Graduate ecotrophologist Prof. Nicolai Worm confirms that creatine supplementation achieves an increase in performance. “In addition, it also seems to independently support the formation of increased muscle mass through strength training in the long term.” This is also confirmed by a review of randomized clinical trials between 2012 and 2021.1
The typical water retention could promote the metabolism of protein in cells. He also mentions the muscle trauma theory, which states that micro-injuries in the muscles caused by intensified training under the influence of creatine – “muscle soreness” – could in turn act as stimuli to subsequently increase muscle growth. “Creatine is also thought to lead to increased activity of satellite cells in conjunction with exercise. These perform essential functions in increasing the size of a muscle fiber.”
Research also suggests that creatine has a positive effect on brain performance. For example, a 2003 University of Sydney study of 45 vegetarians led by biochemist Catherine Rae showed that taking creatine could boost brain function.2 Subjects who took creatine for six weeks performed significantly better than the control group on a final memory test and a general intelligence test. The downside of the miracle drug was that the test subjects smelled from the mouth and were accompanied by permanent flatulence. Which brings us to the side effects of taking creatine.

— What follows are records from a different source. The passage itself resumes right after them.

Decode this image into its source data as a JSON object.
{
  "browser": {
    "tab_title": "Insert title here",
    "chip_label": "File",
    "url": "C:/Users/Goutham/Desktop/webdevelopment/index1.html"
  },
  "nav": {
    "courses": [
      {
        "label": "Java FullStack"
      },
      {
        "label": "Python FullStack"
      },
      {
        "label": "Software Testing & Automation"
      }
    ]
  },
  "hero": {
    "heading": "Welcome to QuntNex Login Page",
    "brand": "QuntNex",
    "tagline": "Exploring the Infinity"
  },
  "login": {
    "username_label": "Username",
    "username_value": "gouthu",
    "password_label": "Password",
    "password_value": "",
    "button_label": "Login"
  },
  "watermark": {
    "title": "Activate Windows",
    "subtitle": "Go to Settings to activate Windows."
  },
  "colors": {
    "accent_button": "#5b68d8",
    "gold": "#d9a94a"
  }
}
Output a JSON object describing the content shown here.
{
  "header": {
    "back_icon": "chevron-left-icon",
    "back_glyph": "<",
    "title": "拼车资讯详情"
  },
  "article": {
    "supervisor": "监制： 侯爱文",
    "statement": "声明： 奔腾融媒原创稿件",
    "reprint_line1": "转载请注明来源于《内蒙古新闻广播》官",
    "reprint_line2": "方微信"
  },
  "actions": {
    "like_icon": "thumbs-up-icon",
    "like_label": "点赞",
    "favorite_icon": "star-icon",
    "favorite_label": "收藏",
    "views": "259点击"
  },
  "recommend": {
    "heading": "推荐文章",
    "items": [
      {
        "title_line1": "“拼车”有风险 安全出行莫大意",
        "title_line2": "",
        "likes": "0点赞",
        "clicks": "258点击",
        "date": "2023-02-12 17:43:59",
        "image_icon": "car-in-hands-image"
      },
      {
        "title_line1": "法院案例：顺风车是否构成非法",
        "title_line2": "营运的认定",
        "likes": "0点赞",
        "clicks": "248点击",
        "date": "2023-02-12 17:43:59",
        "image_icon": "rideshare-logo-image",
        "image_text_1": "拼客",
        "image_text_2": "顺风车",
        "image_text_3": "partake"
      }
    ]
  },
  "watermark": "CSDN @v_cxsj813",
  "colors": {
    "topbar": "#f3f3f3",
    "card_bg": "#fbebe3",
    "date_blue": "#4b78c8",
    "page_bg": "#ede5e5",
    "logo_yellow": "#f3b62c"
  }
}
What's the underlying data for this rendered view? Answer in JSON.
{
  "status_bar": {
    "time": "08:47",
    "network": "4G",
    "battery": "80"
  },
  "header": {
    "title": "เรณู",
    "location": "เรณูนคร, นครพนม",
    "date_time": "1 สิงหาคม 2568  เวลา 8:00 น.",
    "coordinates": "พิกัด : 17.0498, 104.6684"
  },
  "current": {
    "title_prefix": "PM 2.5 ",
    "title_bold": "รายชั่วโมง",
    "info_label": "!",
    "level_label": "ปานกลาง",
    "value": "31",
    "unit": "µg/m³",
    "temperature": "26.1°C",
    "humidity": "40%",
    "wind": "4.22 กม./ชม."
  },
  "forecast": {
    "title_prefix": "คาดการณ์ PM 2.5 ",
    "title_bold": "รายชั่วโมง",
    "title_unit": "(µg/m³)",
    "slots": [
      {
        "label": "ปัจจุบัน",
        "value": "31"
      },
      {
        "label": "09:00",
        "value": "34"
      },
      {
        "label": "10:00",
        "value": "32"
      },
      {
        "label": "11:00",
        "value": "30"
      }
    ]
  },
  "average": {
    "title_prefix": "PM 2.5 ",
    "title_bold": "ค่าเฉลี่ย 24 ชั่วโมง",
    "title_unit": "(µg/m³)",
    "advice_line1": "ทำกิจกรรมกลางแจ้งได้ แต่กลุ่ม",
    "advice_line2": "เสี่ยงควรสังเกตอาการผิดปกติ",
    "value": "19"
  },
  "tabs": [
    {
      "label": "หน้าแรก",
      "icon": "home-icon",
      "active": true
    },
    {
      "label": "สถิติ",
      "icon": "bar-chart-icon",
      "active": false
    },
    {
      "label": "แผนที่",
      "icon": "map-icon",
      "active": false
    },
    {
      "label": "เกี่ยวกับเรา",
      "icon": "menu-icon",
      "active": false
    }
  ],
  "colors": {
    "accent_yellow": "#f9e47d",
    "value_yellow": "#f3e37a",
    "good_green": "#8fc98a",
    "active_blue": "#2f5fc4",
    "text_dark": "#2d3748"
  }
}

Does creatine have side effects?
Creatine has been proven to have a performance-enhancing effect, but is still entirely legal. No dependence, no lasting health restrictions – except for the possible water retention, which should also quickly dissipate after discontinuation, only a few side effects are known. Typical for the loading phase are muscle cramps and complaints originating from the gastrointestinal tract – such as bad breath, flatulence, diarrhea, nausea and vomiting. According to experience reports and science, however, all of the above-mentioned side effects occur at most when creatine is overdosed.
Dosage: How much creatine per day is reasonable?
As mentioned above, the information varies between 3 and 5 grams of creatine per day. The correct amount depends on several factors, such as physical activity, muscle mass, age, and weight. Those who take creatine daily over a longer period of time should choose a lower dosage. On training days, taking it immediately before or after a workout seems ideal.